"Um relacionamento consiste em inventar sua própria linguagem", disse a diretora francesa Céline Sciamma em entrevista a um jornal britânico um ano atrás, sobre o seu então recém-lançado "Retrato de uma Jovem em Chamas", premiado no Festival de Cannes. "É por isso que você chora quando perde alguém que ama. Essa língua você não vai falar com mais ninguém."
O relacionamento construído no drama de época de 2019 é entre duas mulheres adultas que se apaixonam. Mas a ideia de criar uma linguagem em que dois sujeitos se encontram também permeia a relação entre mãe e filha de "Petite Maman", filme que ela estreou na mostra competitiva do Festival de Berlim nesta quarta (3).
Sciamma pôs na tela uma espécie de salto no tempo para que a hierarquia etária entre as duas personagens, uma de oito e outra de 31 anos, fosse abolida -algo que ela mesma chama, em entrevista por videoconferência, de uma "fantasia secreta".
A pequena Nelly (Joséphine Sanz) acaba de perder sua avó e retorna, com seus pais, à casa onde sua mãe (Nina Meurisse) passou a infância para esvaziá-la definitivamente. No dia em que a criança descobre que sua mãe foi embora antes do dia definido para a partida da família, ela adentra a floresta próxima e encontra uma menina da mesma idade construindo uma cabana feita de troncos.
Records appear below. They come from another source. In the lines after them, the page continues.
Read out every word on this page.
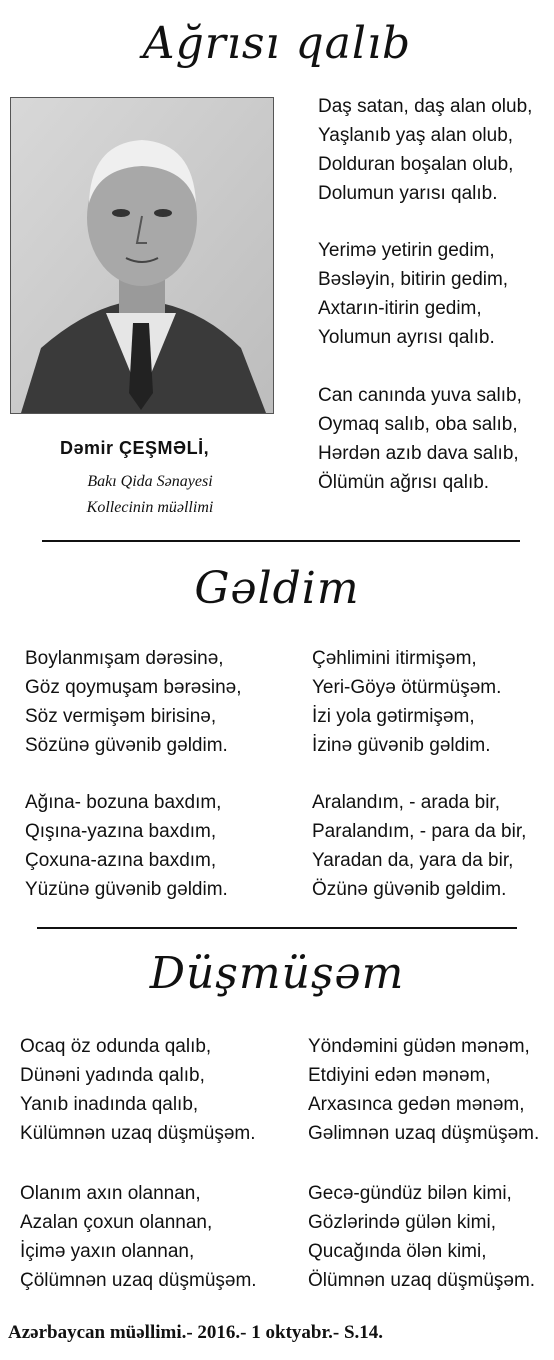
Ağrısı qalıb
Dəmir ÇEŞMƏLİ,
Bakı Qida Sənayesi
Kollecinin müəllimi
Daş satan, daş alan olub,
Yaşlanıb yaş alan olub,
Dolduran boşalan olub,
Dolumun yarısı qalıb.
Yerimə yetirin gedim,
Bəsləyin, bitirin gedim,
Axtarın-itirin gedim,
Yolumun ayrısı qalıb.
Can canında yuva salıb,
Oymaq salıb, oba salıb,
Hərdən azıb dava salıb,
Ölümün ağrısı qalıb.
Gəldim
Boylanmışam dərəsinə,
Göz qoymuşam bərəsinə,
Söz vermişəm birisinə,
Sözünə güvənib gəldim.
Ağına- bozuna baxdım,
Qışına-yazına baxdım,
Çoxuna-azına baxdım,
Yüzünə güvənib gəldim.
Çəhlimini itirmişəm,
Yeri-Göyə ötürmüşəm.
İzi yola gətirmişəm,
İzinə güvənib gəldim.
Aralandım, - arada bir,
Paralandım, - para da bir,
Yaradan da, yara da bir,
Özünə güvənib gəldim.
Düşmüşəm
Ocaq öz odunda qalıb,
Dünəni yadında qalıb,
Yanıb inadında qalıb,
Külümnən uzaq düşmüşəm.
Olanım axın olannan,
Azalan çoxun olannan,
İçimə yaxın olannan,
Çölümnən uzaq düşmüşəm.
Yöndəmini güdən mənəm,
Etdiyini edən mənəm,
Arxasınca gedən mənəm,
Gəlimnən uzaq düşmüşəm.
Gecə-gündüz bilən kimi,
Gözlərində gülən kimi,
Qucağında ölən kimi,
Ölümnən uzaq düşmüşəm.
Azərbaycan müəllimi.- 2016.- 1 oktyabr.- S.14.
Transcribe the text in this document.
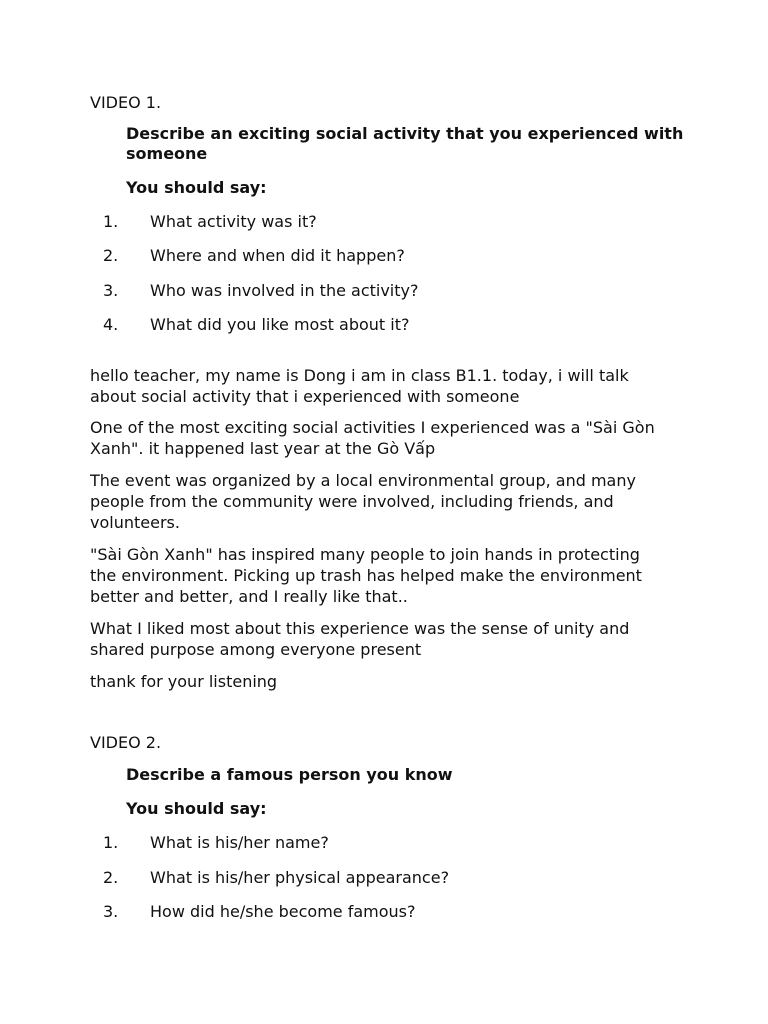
VIDEO 1.
Describe an exciting social activity that you experienced with someone
You should say:
1. What activity was it?
2. Where and when did it happen?
3. Who was involved in the activity?
4. What did you like most about it?
hello teacher, my name is Dong i am in class B1.1. today, i will talk about social activity that i experienced with someone
One of the most exciting social activities I experienced was a "Sài Gòn Xanh". it happened last year at the Gò Vấp
The event was organized by a local environmental group, and many people from the community were involved, including friends, and volunteers.
"Sài Gòn Xanh" has inspired many people to join hands in protecting the environment. Picking up trash has helped make the environment better and better, and I really like that..
What I liked most about this experience was the sense of unity and shared purpose among everyone present
thank for your listening
VIDEO 2.
Describe a famous person you know
You should say:
1. What is his/her name?
2. What is his/her physical appearance?
3. How did he/she become famous?
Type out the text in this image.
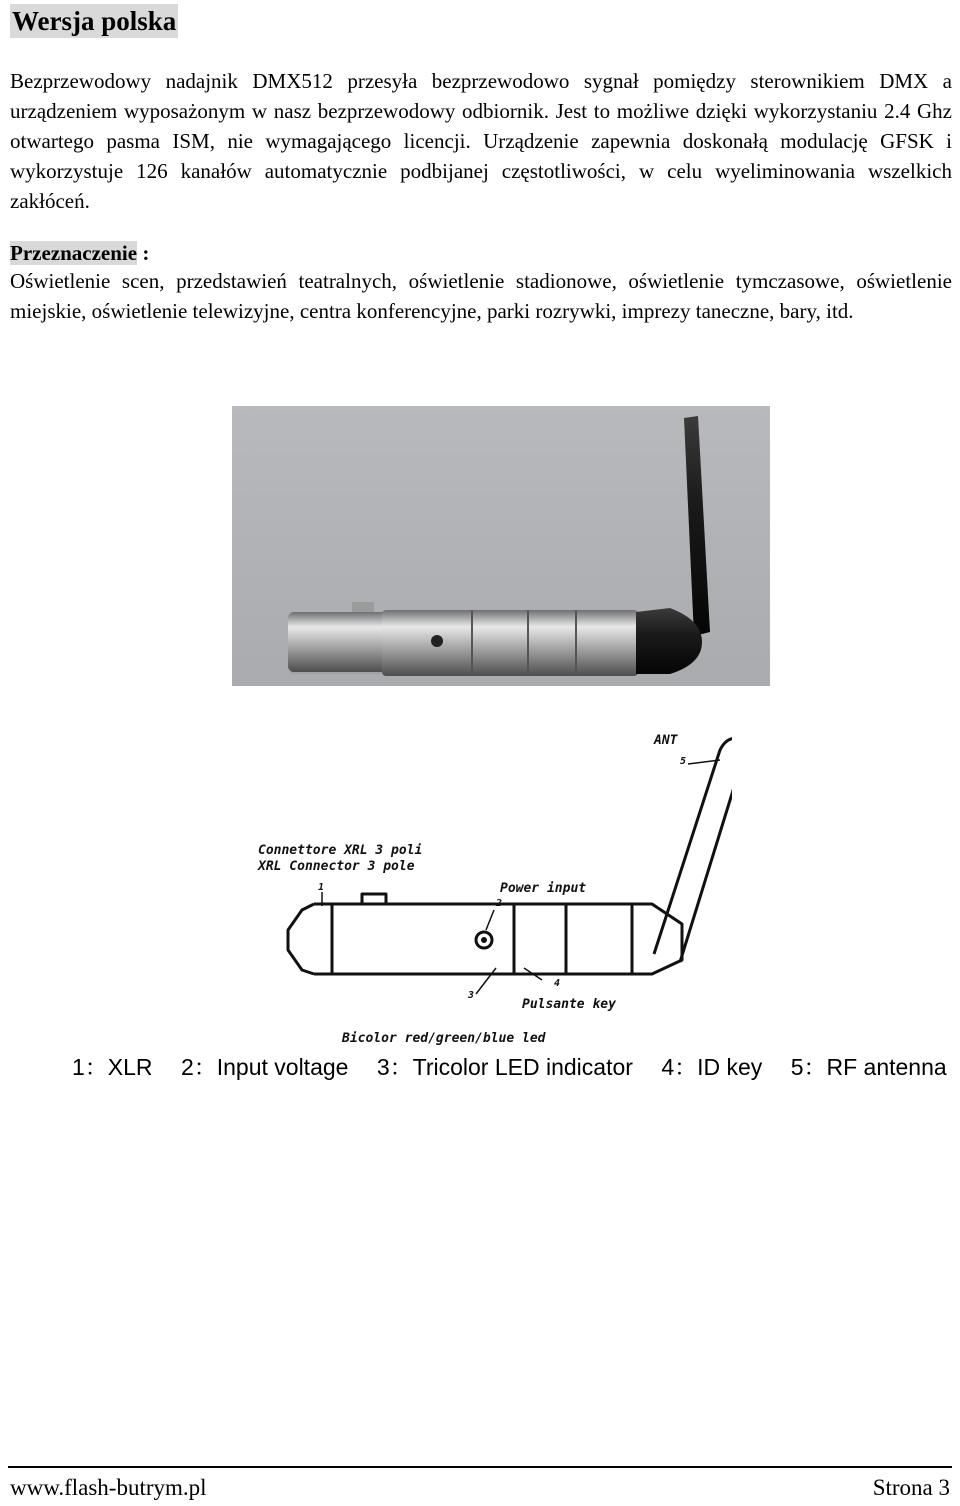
Wersja polska

Bezprzewodowy nadajnik DMX512 przesyła bezprzewodowo sygnał pomiędzy sterownikiem DMX a urządzeniem wyposażonym w nasz bezprzewodowy odbiornik. Jest to możliwe dzięki wykorzystaniu 2.4 Ghz otwartego pasma ISM, nie wymagającego licencji. Urządzenie zapewnia doskonałą modulację GFSK i wykorzystuje 126 kanałów automatycznie podbijanej częstotliwości, w celu wyeliminowania wszelkich zakłóceń.

Przeznaczenie :

Oświetlenie scen, przedstawień teatralnych, oświetlenie stadionowe, oświetlenie tymczasowe, oświetlenie miejskie, oświetlenie telewizyjne, centra konferencyjne, parki rozrywki, imprezy taneczne, bary, itd.

ANT
5
Connettore XRL 3 poli
XRL Connector 3 pole
1	Power input
2
3
4
Pulsante key
Bicolor red/green/blue led
1：XLR 2：Input voltage 3：Tricolor LED indicator 4：ID key 5：RF antenna
www.flash-butrym.pl	Strona 3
O encontro das duas logo levanta o principal mistério do longa -a nova amiga de Nelly tem o nome de sua mãe, a leva para uma casa que é uma versão mobiliada do imóvel recém-desmontado e a apresenta à sua mãe que, assim como a avó de Nelly que acaba de morrer, usa uma bengala.
"É como um novo mito sobre encontrar seus pais quando criança, um novo conto", define Sciamma. O filme, gravado já durante a pandemia, em novembro do ano passado, também foi pensado para o público infantil -esse é um dos motivos, justifica a cineasta, para ele ter apenas 72 minutos de duração.
A diretora conta que rodou o filme em sua cidade natal, e que a casa onde o filme se passa é uma mistura do que havia nas residências de suas avós. Ela afirma, no entanto, que mais do que um filme ligado à sua biografia, a história é uma tentativa da cineasta de "criar espaço" para o espectador.
"Se você vir o filme com a criança que você ama, acho que, quando vocês saírem [do cinema]", exemplifica, essa saída "não será igual".
"Petite Maman" não se edifica com a intensidade de "Retrato de uma Jovem em Chamas". São, inclusive, em gestos pedestres que mãe e filha vivem um luto compartilhado -como quando Nelly, no banco de trás do carro, leva petiscos e um suco de caixinha à boca de sua mãe, que conduz as duas para longe da casa de repouso onde a morte do começo da trama acontece.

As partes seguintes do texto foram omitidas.